Elucidating the antimicrobial mechanisms of colistin sulfate on Mycobacterium tuberculosis using metabolomics

Considering the disadvantageous of first line anti-tuberculosis (TB) drugs, including poor patient adherence, drug side effects, the long treatment duration and rapidly increasing microbe resistance, alternative treatment strategies are needed. Colistin sulfate (CS), a polymyxin antibiotic considered a last-resort antibiotics for treating multidrug-resistant Pseudomonas aeruginosa, Klebsiella pneumoniae, and Acinetobacter, has antimicrobial activity towards mycobacteria, and could serve as a possible anti-TB drug.
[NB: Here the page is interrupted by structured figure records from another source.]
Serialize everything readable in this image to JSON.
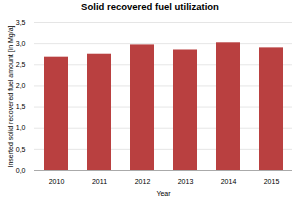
{
  "chart_data": {
    "type": "bar",
    "title": "Solid recovered fuel utilization",
    "xlabel": "Year",
    "ylabel": "Inserted solid recovered fuel amount [in Mg/a]",
    "categories": [
      "2010",
      "2011",
      "2012",
      "2013",
      "2014",
      "2015"
    ],
    "values": [
      2.68,
      2.75,
      2.97,
      2.85,
      3.02,
      2.9
    ],
    "color": "#b94040",
    "ylim": [
      0,
      3.5
    ],
    "yticks": [
      {
        "value": 0.0,
        "label": "0,0"
      },
      {
        "value": 0.5,
        "label": "0,5"
      },
      {
        "value": 1.0,
        "label": "1,0"
      },
      {
        "value": 1.5,
        "label": "1,5"
      },
      {
        "value": 2.0,
        "label": "2,0"
      },
      {
        "value": 2.5,
        "label": "2,5"
      },
      {
        "value": 3.0,
        "label": "3,0"
      },
      {
        "value": 3.5,
        "label": "3,5"
      }
    ],
    "grid": true
  }
}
Using GCxGC-TOFMS metabolomics, we compared the metabolic profiles of Mycobacterium tuberculosis (Mtb) cultured in the presence and absence of CS, to elucidate the mechanisms by which this drug may exert its antimicrobial effects. The principal component analysis of the metabolite data indicated significant variation in the underlying metabolite profiles of the groups. Those metabolites best explaining this differentiation, were acetic acid, and cell wall associated methylated and unmethylated fatty acids, and their alcohol and alkane derivatives. The elevated glucose levels, and various glyoxylate and glycerolipid metabolic intermediates, indicates an elevated flux in these metabolic pathways. Since all the metabolites identified in the colistin treated Mtb indicates an increase in fatty acid synthesis and cell wall repair, it can be concluded that CS acts by disrupting the cell wall in Mtb, confirming a similar drug action to other organisms.